The master of properties must still be a resourceful person, but in the old days, where the frequent changes of bills necessitated additional “props” every week or so, the ingenuity of this functionary was often taxed to the utmost. The property room of the Museum is thus described in The Boston Globe:

“The apothecary’s shop in ‘Romeo and Juliet’ wasn’t a circumstance to the old property-manufacturing shop in the cellar of the Museum, where may be seen skulls and crossbones, stuffed animals of both wild and domestic species, wings for witches, angels, and decils, and other curious things that can’t be enumerated in a column. The animals, both real and of papier maché, repose on shelves all around the walls, a weird, grinning, motley troupe of once indispensable stage characters that would have brought their possessor to the stake in witchcraft days, and all destined for the dirt heap within a few days.

“There are the wolves’ heads, with gleaming teeth, fangs, and eyes, that were wont to be thrust beneath the door of the log cabin which the stout arm of Frank Mayo held in place in the thrilling honeymoon scene in ‘Davy Crockett.’ The big bellows with which Tilly Slowboy once blew the fire in ‘The Cricket on the Hearth’ hangs upon the wall, and the cradle in which she rocked the baby lies in a corner. In another corner are stacked old rusty muskets, including some flintlocks that defended the breastworks in Dr.
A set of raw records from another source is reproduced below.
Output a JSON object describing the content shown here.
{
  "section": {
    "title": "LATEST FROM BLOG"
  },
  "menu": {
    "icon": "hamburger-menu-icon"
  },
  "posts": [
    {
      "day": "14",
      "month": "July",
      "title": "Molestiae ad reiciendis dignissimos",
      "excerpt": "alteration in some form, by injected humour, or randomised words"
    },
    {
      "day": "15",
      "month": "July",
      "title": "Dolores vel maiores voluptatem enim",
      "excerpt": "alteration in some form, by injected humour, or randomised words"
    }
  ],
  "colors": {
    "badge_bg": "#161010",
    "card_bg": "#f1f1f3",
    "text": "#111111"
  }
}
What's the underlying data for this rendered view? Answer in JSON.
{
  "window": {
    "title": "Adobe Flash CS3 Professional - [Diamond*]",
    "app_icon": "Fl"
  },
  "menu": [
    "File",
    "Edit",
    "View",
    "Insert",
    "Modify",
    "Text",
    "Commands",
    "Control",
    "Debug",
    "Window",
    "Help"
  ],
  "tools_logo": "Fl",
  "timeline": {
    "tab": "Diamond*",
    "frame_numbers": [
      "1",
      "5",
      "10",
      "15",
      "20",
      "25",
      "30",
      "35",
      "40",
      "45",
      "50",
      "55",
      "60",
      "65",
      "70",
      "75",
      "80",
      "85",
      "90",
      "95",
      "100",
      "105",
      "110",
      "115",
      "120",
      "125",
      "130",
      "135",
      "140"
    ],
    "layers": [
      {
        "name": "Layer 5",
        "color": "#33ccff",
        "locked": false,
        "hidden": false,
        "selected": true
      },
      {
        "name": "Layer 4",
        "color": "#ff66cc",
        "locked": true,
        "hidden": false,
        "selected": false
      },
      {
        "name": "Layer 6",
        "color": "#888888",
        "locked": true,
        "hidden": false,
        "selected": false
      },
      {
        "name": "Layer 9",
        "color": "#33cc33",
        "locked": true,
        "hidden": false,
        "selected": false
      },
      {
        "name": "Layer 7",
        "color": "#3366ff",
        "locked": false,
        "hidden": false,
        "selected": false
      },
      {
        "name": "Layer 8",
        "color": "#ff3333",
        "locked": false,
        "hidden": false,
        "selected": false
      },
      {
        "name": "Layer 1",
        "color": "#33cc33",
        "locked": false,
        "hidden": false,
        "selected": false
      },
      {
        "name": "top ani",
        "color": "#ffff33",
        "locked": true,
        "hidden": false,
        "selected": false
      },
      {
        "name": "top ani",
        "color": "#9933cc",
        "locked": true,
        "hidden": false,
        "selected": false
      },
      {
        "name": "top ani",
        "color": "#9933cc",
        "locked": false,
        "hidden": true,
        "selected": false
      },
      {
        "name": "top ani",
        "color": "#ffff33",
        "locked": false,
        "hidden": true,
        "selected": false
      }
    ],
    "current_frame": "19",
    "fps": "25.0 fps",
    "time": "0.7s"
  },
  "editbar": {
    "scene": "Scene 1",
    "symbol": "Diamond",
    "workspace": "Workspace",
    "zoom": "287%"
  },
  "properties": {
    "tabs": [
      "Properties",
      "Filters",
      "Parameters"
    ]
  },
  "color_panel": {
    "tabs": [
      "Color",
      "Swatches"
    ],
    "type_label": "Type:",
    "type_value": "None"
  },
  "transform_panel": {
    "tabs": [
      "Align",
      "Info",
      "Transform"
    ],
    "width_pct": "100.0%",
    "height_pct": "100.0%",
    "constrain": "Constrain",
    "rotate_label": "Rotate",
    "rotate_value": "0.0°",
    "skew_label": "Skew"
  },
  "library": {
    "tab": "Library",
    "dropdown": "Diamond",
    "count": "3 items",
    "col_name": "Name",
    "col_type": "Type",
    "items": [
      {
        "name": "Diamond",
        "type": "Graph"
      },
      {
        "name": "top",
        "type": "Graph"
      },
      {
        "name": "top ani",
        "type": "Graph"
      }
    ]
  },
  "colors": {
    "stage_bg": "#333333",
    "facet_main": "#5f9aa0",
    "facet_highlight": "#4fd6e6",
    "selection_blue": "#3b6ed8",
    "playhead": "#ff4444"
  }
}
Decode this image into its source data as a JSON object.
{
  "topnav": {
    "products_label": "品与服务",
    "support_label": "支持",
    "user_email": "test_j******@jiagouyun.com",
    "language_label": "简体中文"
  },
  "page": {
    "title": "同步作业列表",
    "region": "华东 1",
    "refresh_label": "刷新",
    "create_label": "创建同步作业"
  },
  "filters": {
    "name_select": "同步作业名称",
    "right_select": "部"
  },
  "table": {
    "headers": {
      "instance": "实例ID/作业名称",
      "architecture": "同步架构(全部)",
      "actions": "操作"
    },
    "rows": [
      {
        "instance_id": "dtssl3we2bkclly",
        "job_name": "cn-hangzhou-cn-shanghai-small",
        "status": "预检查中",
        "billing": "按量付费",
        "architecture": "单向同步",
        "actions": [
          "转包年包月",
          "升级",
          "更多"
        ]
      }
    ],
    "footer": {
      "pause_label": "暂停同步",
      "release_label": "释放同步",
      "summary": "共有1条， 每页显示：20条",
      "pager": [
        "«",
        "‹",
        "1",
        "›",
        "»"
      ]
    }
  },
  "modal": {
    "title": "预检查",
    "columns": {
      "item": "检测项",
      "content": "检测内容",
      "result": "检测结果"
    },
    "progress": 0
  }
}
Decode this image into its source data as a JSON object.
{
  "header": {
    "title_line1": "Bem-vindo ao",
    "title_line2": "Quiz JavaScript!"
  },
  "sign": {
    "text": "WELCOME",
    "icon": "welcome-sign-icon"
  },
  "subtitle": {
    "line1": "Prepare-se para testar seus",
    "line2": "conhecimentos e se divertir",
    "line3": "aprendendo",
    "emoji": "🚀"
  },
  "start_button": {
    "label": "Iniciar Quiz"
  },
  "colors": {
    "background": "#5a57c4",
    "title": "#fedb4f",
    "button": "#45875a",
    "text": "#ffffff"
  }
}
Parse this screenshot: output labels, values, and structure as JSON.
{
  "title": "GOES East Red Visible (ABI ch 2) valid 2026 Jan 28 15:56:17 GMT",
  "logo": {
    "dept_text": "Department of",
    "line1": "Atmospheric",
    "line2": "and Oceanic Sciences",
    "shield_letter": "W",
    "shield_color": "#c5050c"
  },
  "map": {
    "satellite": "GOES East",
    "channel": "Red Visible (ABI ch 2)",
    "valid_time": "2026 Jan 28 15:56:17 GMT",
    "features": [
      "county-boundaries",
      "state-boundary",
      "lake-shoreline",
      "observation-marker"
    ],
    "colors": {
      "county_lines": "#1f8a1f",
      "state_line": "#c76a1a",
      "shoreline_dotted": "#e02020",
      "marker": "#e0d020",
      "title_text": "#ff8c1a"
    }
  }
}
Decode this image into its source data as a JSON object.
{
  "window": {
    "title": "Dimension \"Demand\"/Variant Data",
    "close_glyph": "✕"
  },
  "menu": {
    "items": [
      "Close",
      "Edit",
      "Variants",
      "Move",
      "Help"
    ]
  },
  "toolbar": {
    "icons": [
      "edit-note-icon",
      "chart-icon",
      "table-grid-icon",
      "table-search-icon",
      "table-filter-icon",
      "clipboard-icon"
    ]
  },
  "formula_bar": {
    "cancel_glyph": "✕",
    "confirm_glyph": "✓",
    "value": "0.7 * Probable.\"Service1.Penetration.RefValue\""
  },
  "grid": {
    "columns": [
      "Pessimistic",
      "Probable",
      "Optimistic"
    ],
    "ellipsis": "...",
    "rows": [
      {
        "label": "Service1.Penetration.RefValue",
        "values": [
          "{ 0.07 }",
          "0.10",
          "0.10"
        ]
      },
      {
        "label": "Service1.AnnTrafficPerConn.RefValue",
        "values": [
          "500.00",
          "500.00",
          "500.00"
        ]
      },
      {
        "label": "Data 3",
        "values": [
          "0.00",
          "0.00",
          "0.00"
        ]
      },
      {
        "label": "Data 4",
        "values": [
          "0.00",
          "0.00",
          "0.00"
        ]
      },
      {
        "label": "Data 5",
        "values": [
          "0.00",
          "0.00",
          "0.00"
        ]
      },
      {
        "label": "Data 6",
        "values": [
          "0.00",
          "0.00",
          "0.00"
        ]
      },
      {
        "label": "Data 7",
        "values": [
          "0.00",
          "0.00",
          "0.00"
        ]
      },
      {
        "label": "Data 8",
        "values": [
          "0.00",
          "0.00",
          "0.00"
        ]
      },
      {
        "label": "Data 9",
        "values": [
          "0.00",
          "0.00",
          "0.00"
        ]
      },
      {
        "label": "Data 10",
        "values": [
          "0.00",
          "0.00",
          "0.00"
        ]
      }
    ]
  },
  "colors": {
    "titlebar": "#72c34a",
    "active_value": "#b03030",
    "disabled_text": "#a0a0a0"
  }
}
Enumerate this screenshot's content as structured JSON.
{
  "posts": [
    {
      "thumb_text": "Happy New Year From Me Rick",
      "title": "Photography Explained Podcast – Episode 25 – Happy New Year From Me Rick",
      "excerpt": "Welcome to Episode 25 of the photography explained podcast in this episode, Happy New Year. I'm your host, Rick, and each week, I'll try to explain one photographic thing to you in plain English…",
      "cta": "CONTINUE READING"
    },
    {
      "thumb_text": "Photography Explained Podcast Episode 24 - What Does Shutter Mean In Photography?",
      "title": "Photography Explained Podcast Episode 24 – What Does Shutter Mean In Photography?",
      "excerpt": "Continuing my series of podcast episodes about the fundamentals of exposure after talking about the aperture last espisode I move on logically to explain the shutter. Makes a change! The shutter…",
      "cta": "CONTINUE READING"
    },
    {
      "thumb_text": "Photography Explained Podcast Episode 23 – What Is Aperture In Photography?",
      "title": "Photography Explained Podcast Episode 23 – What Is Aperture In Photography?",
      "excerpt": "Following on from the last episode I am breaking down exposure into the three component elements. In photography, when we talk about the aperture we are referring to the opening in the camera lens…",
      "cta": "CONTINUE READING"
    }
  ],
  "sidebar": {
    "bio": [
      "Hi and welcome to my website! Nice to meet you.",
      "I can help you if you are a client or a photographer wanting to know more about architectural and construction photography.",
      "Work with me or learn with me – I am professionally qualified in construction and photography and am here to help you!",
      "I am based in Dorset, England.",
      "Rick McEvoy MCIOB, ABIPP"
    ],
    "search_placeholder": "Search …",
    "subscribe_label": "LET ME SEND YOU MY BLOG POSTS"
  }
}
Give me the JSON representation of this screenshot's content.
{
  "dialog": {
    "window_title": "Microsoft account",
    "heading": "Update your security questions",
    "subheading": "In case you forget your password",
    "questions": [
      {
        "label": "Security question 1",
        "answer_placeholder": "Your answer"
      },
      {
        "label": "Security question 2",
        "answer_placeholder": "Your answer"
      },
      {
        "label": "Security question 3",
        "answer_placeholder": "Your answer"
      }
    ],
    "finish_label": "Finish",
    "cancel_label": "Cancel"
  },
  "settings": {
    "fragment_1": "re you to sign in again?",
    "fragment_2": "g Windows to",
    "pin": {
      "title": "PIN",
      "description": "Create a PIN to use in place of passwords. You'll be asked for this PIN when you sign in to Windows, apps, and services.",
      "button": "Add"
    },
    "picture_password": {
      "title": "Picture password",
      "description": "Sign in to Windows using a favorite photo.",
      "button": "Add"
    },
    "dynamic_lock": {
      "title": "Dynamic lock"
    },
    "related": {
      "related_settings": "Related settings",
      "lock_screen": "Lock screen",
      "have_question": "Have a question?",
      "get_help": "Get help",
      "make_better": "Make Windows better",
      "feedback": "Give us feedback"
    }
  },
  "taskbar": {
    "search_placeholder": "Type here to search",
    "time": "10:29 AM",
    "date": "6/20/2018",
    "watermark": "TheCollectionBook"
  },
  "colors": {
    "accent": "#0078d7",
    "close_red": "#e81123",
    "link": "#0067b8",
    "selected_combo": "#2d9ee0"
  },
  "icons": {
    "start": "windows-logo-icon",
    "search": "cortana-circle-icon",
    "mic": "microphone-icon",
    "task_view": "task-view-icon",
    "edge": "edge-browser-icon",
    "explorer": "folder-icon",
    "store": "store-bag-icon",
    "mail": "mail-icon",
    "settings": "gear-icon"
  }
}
Jones’s centennial drama, ‘The Battle of Bunker Hill’ twenty-eight years ago.

“From the centre of the ceiling, suspended by strings, hang three mangy looking stuffed animals that were once features in conveying the moral lessons taught by the waxwork tableaus, sold more that a decade ago. For sixty years these animals, a domestic cat, a dog, and a monkey, have been comrades, but they must now go the way of all else identified with the Museum.

“The cat and dog, now half hairless and showing repulsively their dried-up gums and loosened teeth, used to be pictures of ease and contentment when representing the sole objects of the affection of the old maid and the old bach in a wax tableau.

“The monkey had his mission to fill also, but what it was is now forgotten. Of late years he has hung by a movable string before the door of the property room in such a way that he would drop with a dull thud on the breast of any one entering the door, a startling experience for an unsuspecting stranger, which has contributed to the enjoyment of the property man’s life, however.

“In another part of the cellar is stored a raft of stage furniture of every kind. There are the seats of Caesar and Brutus from the Senate house, the royal chairs of Macbeth and his restless helpmeet, the big, glittering chair in which John Wilkes Booth was crowned as Richard III., and the gracefully formed mediaeval chairs in which Hamlet has oft pondered the proposition, ‘To be, or not to be.’

“There are stacks of spears and halberds and Roman standards, and a pathetic souvenir in the shape of a rude human effigy of burlap stuffed with excelsior, which is recognized as the dummy used in the burial of Ophelia, over which the Queen strews flowers and weeps and says, ‘Sweets to the sweet, fair maid.'”

From The New York Times. May 17, 1903.